De leden van de CDA-fractie vragen of op dit moment de aviation-activiteiten dan wel de landzijdige activititeiten meer renderen. In de memorie van toelichting is er sprake van dat er meer kosten worden toegerekend aan de aviation-activiteiten dan de werkelijke kosten die aviation maakt. Betekent dit dat bij het hanteren van een gescheiden boekhouding de tarieven zullen dalen?

Indien de totale exploitatiekosten inclusief de vermogenskosten in aanmerking worden genomen, zijn de aviation activiteiten verlieslatend en de commerciële (landzijdige) activiteiten winstgevend. Bij een zo zuiver mogelijke splitsing van gemeenschappelijke activa die zowel voor commerciële als aviation activiteiten worden benut (zoals de terminal), zullen minder kosten aan de aviation activiteiten worden toegerekend. In beginsel kan worden verwacht dat als gevolg hiervan minder kosten aan aviation zullen worden toegerekend en de tarieven (eenmalig) zullen dalen. De exacte omvang van deze correctie is echter momenteel nog niet aan te geven.

De leden van de PvdA-fractie constateren dat een deel van het toezicht wordt verricht door de NMa en een deel door de HDL. Zij vragen of voldoende is geregeld dat deze deelverantwoordelijkheden geen overlap of omissies opleveren. Voorts wordt in de memorie van toelichting gesteld dat het overige toezicht, waaronder het toezicht op de exploitatie van de luchthaven in brede zin, door de HDL geschiedt. Het is de leden van de PvdA-fractie niet duidelijk wat dit «overige toezicht» precies inhoudt. Ter wille van de afbakening met de bevoegdheden van de NMa zouden zij beter inzicht willen krijgen in de inhoud van dit «overige toezicht».

Ook de leden van de fractie van de ChristenUnie vragen of onder alle omstandigheden volstrekt duidelijk is wanneer de Inspecteur-generaal verantwoordelijk is voor de handhaving en wanneer de NMa. Tot slot informeren zij wanneer meer duidelijkheid kan worden gegeven over de consequenties van dit wetsvoorstel voor de NMa.

In het kader van de economische regulering kan de consultatie van de gebruikers door de luchthavenexploitant leiden tot individuele afspraken tussen exploitant en luchtvaartmaatschappijen over de leveringsvoorwaarden, waaronder de kwaliteit van de faciliteiten en dienstverlening, en de bijbehorende tarieven, neergelegd in Service Level Agreements (SLA's). Dit betreft in beginsel afspraken over leveringsvoorwaarden op kortere termijn.
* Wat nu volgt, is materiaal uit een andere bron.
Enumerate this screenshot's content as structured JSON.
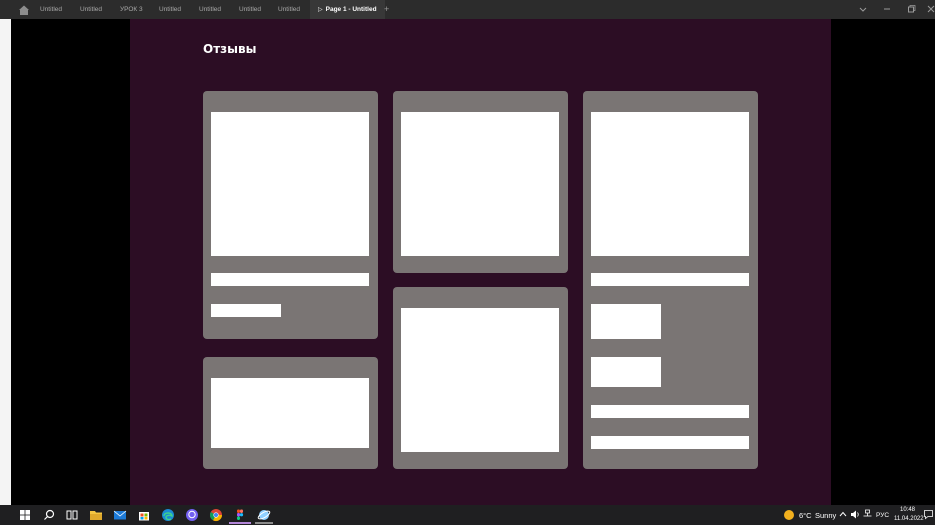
{
  "tabs": [
    {
      "label": "Untitled",
      "active": false
    },
    {
      "label": "Untitled",
      "active": false
    },
    {
      "label": "УРОК 3",
      "active": false
    },
    {
      "label": "Untitled",
      "active": false
    },
    {
      "label": "Untitled",
      "active": false
    },
    {
      "label": "Untitled",
      "active": false
    },
    {
      "label": "Untitled",
      "active": false
    },
    {
      "label": "Page 1 - Untitled",
      "active": true
    }
  ],
  "active_tab_icon": "play-icon",
  "new_tab_label": "+",
  "frame": {
    "title": "Отзывы",
    "background": "#2c0d24",
    "card_color": "#7a7574"
  },
  "taskbar": {
    "weather_temp": "6°C",
    "weather_desc": "Sunny",
    "language": "РУС",
    "time": "10:48",
    "date": "11.04.2022",
    "apps": [
      "start-icon",
      "search-icon",
      "task-view-icon",
      "file-explorer-icon",
      "mail-icon",
      "store-icon",
      "edge-icon",
      "viber-icon",
      "chrome-icon",
      "figma-icon",
      "browser-icon"
    ]
  }
}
De exploitant dient daarbij de redelijkheid van de voorwaarden (incl. kwaliteitsaspecten) en daarbij behorende tarieven aan te tonen. Hij mag slechts gemotiveerd afwijken van de wensen/visie van de gebruikers.
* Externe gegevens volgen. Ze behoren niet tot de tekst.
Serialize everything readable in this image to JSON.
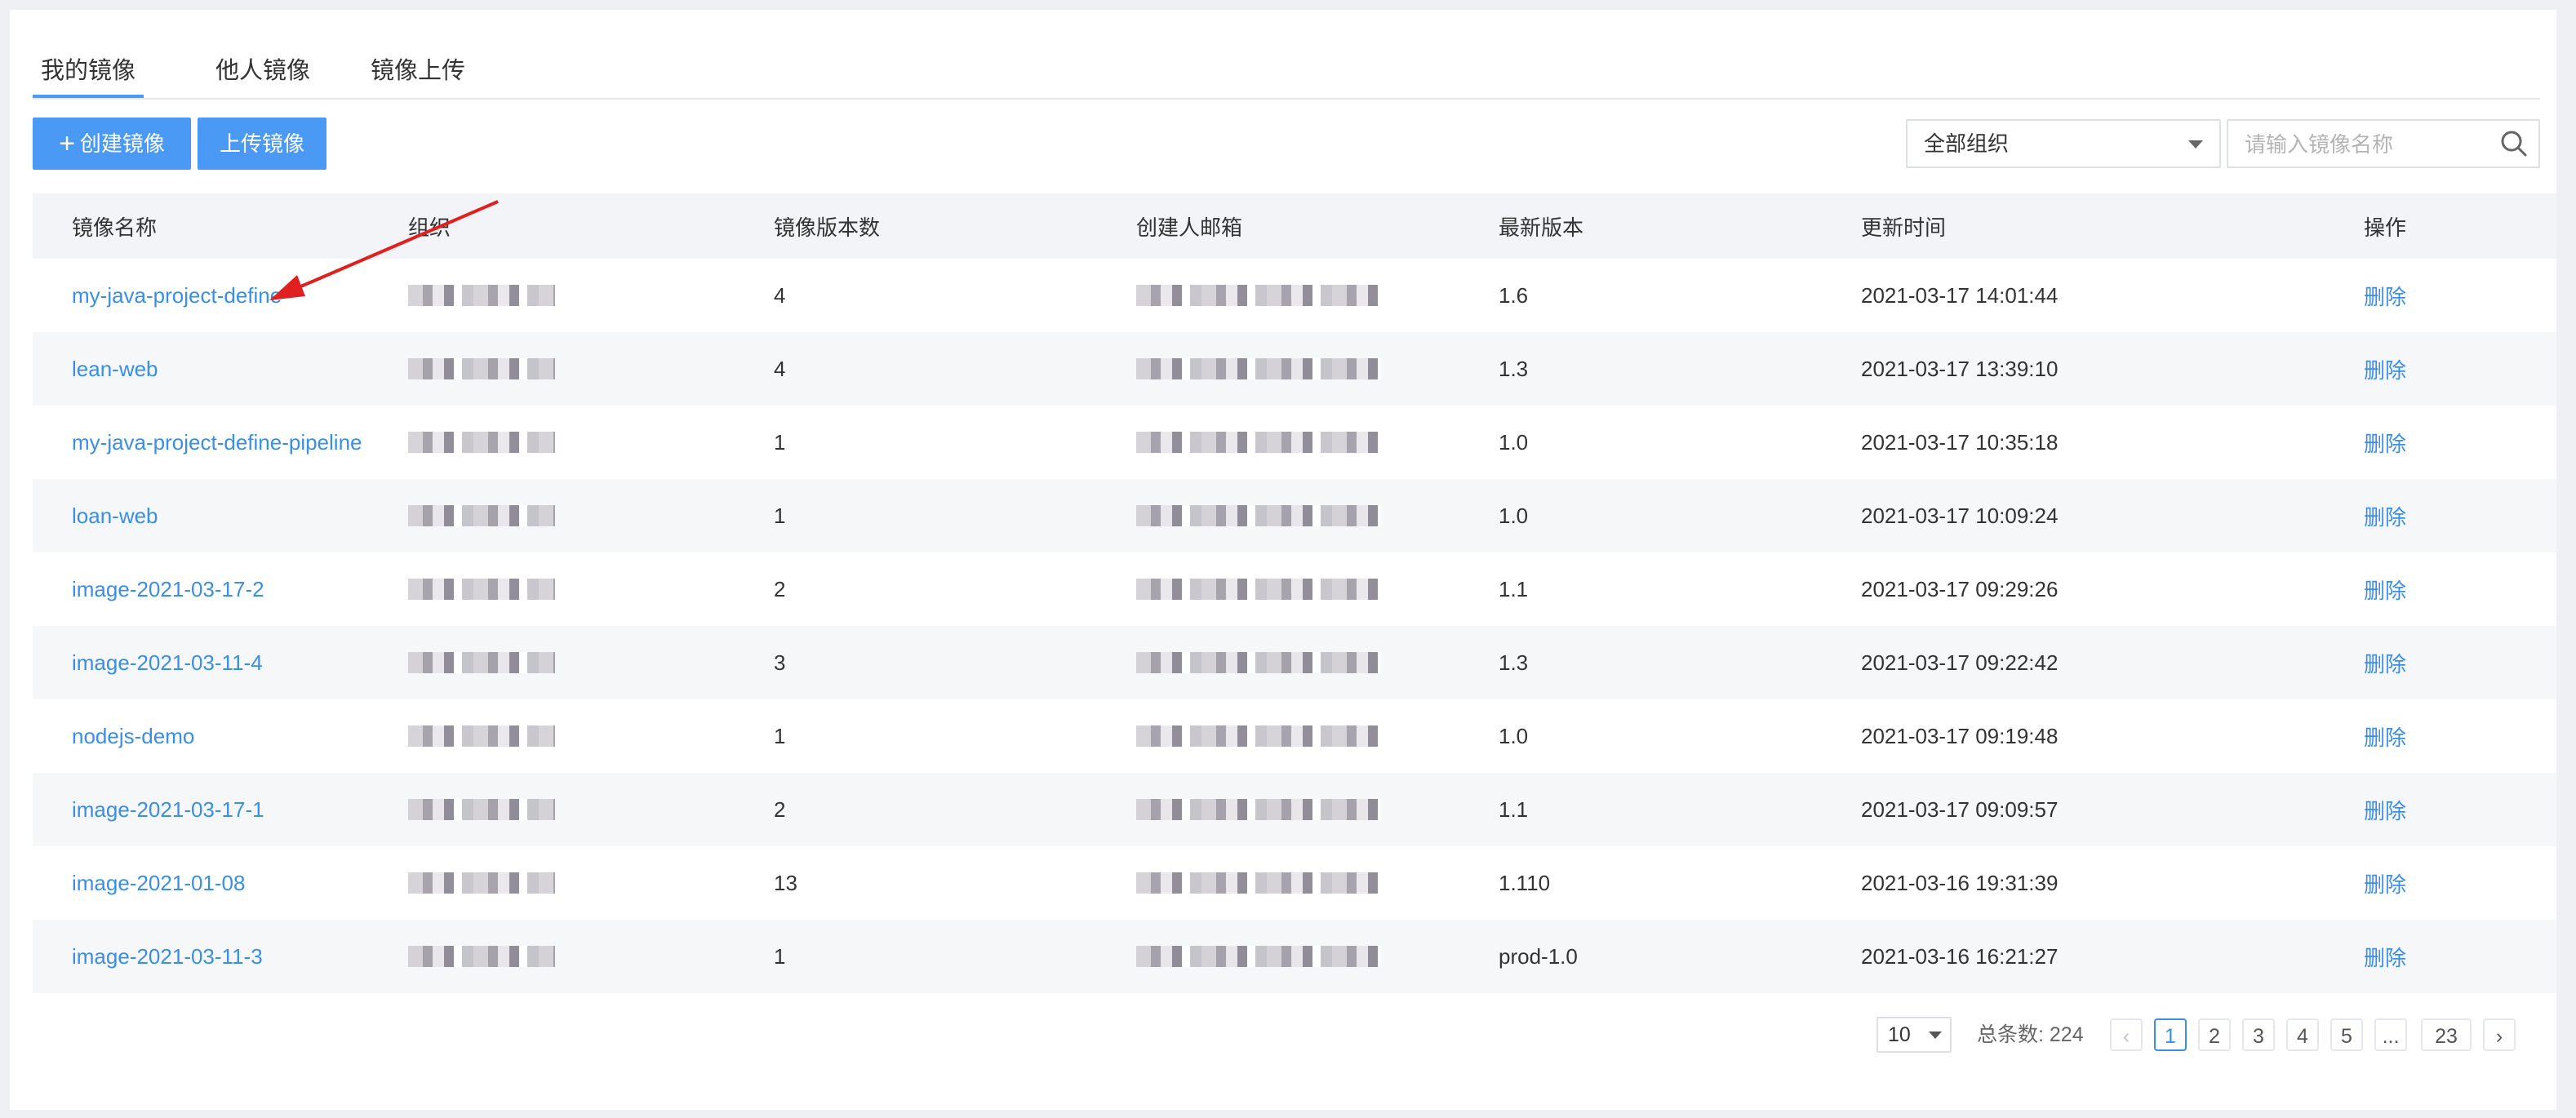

De NMa toetst of de tarieven en voorwaarden inzake aviation redelijk, transparant en non-discriminatoir zijn en of deze tarieven als geheel kostengeoriënteerd zijn. Voorts dient de exploitant de redelijkheid van (individuele) tarieven en voorwaarden (incl. kwaliteitsaspecten) aan te tonen doordat deze slechts gemotiveerd mag afwijken van de wensen/visie van de gebruikers. Internationale vergelijking en maatstaven (benchmarking) is hiervoor een belangrijk instrument dat kan worden gehanteerd, zowel in het overleg tussen marktpartijen als bij het toezicht door de NMa. Het toezicht van de NMa richt zich op het voorkomen van misbruik van een economische machtspositie en heeft derhalve een mededingingsrechtelijk karakter. Anders dan de regels uit de Mededingingswet die betrekking hebben op het ex post sanctioneren van misbruik van een economische machtspositie worden in het wetsvoorstel regels gesteld (ex ante) die het gedrag van de exploitant vóóraf normeren. De toetsingstaken van de NMa uit hoofde van dit sectorspecifieke toezicht hebben betrekking op aspecten met een korte-termijnkarakter, bijvoorbeeld een seizoen. Het gaat nadrukkelijk niet om toetsing of er voldoende wordt geïnvesteerd in de strategische lange termijn capaciteit uit hoofde van de mainportfunctie.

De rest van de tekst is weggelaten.